Il modello di sviluppo economico dell’Occidente che ha dominato con un pensiero unico, negli ultimi 30 anni, non regge più. L’era della globalizzazione, in cui siamo dentro da tempo, ed il colpo di coda dato dalla Grande crisi in atto, esplosa nel 2008 ed ancora in evoluzione, non permette più di utilizzare i vecchi paradigmi. Il Paese è allo sbando. I giovani, i più coraggiosi, fuggono altrove, cercando fortuna; gli adulti per lo più devono ridefinire la propria vita per aver perso il lavoro; la stragrande maggioranza degli anziani non riesce ad avere il necessario; mentre una piccola cerchia di essi ha un reddito alto a tal punto da potersi far carico di molti nuclei familiari. A proposito di questo, in Italia, i dieci più ricchi cumulano un patrimonio pari a quello posseduto dai 3 milioni di italiani più poveri. L’11% delle famiglie è in condizione di povertà relativa ed il 5% di povertà assoluta. Nonostante i molteplici benefici che abbiamo ricevuto come umanità della globalizzazione, stiamo assistendo ad un intollerabile aumento delle disuguaglianze.

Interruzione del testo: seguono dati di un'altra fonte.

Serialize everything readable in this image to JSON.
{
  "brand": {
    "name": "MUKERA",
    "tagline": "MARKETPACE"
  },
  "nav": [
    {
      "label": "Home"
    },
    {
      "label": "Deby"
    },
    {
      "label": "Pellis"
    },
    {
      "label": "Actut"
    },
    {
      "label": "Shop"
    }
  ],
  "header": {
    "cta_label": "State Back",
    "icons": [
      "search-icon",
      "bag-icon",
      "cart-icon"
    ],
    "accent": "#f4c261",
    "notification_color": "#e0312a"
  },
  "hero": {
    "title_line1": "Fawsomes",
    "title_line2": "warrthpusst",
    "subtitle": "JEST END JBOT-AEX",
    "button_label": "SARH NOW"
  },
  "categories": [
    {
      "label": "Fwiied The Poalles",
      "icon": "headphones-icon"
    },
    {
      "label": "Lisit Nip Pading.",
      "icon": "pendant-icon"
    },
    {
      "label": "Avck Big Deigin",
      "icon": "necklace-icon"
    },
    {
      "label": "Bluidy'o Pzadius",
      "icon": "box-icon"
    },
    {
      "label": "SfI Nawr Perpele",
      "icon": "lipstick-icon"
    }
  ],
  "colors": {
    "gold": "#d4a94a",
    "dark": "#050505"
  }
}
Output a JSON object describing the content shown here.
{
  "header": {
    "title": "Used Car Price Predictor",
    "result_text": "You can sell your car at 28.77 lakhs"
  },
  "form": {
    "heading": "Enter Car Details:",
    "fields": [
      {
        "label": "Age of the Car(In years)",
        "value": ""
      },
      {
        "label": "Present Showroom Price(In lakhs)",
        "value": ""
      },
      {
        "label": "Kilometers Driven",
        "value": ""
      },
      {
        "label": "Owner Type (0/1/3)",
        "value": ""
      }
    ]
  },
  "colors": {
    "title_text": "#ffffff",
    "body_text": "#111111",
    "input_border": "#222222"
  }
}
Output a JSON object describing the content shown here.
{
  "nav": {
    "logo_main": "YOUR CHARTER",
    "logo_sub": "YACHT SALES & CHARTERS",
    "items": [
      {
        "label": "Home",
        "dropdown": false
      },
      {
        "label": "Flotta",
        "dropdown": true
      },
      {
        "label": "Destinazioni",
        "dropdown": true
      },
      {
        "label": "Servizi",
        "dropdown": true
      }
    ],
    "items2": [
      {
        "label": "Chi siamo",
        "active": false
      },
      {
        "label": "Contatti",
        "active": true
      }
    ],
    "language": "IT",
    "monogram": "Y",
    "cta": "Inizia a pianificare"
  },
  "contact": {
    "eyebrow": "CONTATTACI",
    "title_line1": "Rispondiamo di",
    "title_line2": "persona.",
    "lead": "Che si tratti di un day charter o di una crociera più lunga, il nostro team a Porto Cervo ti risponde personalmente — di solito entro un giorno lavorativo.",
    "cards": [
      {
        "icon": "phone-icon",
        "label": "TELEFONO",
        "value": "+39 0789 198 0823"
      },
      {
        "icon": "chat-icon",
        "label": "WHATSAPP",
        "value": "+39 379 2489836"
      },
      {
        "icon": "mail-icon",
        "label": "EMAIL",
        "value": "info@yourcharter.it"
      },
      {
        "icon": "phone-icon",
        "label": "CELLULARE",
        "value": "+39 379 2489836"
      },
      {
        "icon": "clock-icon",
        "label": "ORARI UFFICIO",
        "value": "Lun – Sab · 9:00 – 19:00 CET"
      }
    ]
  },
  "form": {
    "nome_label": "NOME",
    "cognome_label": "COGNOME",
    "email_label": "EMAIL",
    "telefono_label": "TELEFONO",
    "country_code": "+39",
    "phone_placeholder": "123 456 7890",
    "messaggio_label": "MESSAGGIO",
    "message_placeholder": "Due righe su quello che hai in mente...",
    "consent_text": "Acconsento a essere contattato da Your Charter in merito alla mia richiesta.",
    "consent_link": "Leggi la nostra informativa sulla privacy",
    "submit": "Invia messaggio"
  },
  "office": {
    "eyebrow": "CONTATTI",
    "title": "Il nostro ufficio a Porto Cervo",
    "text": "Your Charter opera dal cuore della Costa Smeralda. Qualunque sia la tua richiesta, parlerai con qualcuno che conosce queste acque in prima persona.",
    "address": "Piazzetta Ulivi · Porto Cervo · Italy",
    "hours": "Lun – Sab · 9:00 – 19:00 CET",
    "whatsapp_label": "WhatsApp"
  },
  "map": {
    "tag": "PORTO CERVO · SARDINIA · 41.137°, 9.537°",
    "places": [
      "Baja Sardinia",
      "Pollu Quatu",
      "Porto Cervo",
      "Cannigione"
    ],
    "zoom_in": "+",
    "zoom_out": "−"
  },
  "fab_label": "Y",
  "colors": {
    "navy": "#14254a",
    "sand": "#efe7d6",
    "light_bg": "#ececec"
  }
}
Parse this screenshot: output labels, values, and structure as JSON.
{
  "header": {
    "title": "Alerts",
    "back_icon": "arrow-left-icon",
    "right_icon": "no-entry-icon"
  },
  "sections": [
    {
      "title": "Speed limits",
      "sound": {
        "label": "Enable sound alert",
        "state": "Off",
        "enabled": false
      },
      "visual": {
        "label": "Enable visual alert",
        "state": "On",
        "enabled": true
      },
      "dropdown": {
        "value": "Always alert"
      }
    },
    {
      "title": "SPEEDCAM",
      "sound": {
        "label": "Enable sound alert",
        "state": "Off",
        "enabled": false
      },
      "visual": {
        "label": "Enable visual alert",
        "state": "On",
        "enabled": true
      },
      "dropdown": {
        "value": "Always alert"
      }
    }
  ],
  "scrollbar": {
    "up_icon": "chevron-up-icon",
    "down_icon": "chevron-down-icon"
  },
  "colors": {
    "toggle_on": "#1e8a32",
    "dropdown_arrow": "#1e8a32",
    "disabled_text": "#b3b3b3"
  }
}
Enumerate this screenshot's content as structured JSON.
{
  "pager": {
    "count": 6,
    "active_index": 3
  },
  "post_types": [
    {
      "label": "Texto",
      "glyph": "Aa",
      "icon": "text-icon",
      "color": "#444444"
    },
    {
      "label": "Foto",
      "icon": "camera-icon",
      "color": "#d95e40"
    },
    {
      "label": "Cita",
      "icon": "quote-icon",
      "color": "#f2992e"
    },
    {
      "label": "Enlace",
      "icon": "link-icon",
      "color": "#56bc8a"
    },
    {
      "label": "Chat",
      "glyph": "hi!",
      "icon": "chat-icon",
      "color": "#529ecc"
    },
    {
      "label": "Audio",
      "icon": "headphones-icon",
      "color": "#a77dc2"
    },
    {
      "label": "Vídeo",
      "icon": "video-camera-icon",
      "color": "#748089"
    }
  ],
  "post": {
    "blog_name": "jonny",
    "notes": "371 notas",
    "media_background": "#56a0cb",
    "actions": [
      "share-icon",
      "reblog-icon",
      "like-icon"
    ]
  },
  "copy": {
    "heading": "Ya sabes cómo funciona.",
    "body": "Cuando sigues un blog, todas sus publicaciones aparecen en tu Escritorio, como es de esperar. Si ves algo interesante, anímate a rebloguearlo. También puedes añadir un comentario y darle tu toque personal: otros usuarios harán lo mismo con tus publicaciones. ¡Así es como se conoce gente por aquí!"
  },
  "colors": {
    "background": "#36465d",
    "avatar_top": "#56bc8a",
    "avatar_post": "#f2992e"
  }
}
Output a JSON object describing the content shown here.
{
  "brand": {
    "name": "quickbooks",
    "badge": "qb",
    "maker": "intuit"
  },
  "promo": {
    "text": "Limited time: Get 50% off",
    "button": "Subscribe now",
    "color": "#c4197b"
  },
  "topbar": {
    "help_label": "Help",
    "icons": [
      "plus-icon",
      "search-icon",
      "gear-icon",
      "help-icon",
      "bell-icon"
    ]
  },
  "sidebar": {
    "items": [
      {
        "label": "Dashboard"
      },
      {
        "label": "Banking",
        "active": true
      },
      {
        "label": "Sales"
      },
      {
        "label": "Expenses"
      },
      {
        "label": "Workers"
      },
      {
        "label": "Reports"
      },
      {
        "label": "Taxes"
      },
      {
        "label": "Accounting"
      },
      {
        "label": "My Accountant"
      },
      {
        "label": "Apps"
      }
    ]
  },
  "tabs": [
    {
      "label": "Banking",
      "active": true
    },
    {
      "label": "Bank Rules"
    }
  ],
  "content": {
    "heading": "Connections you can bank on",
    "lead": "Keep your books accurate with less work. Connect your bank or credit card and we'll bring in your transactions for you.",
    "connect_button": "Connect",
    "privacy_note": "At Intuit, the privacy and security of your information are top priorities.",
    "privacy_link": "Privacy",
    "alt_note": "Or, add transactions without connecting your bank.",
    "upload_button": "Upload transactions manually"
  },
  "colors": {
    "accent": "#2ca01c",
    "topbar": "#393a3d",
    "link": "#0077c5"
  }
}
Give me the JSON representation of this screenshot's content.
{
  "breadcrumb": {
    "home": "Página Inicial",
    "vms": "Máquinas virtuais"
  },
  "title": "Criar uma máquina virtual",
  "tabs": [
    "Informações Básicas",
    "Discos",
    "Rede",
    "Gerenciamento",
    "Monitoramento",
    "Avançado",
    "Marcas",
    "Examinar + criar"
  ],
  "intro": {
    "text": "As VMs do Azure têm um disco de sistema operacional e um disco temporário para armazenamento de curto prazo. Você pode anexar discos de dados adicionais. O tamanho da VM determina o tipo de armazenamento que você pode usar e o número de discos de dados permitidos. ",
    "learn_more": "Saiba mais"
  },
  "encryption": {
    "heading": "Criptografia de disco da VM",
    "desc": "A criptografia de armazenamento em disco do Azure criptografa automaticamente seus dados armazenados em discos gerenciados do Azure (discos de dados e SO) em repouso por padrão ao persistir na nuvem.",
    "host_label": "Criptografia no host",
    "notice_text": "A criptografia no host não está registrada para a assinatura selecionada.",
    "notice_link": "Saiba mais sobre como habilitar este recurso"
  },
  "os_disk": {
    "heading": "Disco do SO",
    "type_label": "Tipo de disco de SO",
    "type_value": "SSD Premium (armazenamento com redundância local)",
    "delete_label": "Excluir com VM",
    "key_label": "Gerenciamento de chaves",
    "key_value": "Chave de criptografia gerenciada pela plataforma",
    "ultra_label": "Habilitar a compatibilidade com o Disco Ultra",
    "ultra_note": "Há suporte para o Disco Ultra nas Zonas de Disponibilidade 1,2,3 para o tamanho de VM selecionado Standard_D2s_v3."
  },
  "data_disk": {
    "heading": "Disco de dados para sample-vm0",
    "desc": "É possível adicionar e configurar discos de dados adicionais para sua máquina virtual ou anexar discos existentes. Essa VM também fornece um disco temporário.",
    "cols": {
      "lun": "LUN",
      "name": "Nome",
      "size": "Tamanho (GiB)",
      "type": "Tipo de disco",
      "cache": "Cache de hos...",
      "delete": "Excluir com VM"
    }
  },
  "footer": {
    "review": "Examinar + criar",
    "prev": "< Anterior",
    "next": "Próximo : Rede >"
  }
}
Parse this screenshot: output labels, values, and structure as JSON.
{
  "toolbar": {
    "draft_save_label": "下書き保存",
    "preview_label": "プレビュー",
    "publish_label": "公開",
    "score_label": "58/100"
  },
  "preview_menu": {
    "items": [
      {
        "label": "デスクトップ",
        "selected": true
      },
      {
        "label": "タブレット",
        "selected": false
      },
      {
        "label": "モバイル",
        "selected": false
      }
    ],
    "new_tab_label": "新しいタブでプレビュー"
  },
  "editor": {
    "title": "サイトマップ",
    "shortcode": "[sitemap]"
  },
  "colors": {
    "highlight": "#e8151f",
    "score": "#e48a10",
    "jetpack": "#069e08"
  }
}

Dall’altra parte del mondo milioni di profughi scappano dalla miseria, dalle guerre, dai disastri naturali, dalle persecuzioni politiche e religiose per rifugiarsi in Paesi più fortunati, fra i quali molti includono anche il Nostro. Il mondo non è più felice. Il progresso senza felicità, senza energia pura, non esiste.
Lo sforzo da compiere è proprio quello di uscire dai paradigmi del vecchio secolo sui temi dell’occupazione e del lavoro per costruire nuove categorie interpretative di comportamento ed azione. Abbiamo attraversato l’era post-industriale, e, che ci piaccia o no, almeno il 70% del lavoro in prospettiva, è di tipo intellettuale, immateriale e non più fisico. Affrontare il lavoro con categorie di fatto superate frena qualunque tipo di sviluppo. Il concetto di produttività introdotto da Taylor è nato con le fabbriche: ebbene oggi la produttività così intesa può essere ricercata solo nelle fabbriche, dove resiste il lavoro fisico, che è circa il 30% di quello totale. Ma non esiste a tutt’oggi un’unità di misura sostenibile e condivisa, di “questo lavoro”. Bisognerebbe spostare l’asse dalla quantità alla qualità. La qualità è direttamente proporzionata alla competenza, alla soddisfazione, alla motivazione: alla professionalità.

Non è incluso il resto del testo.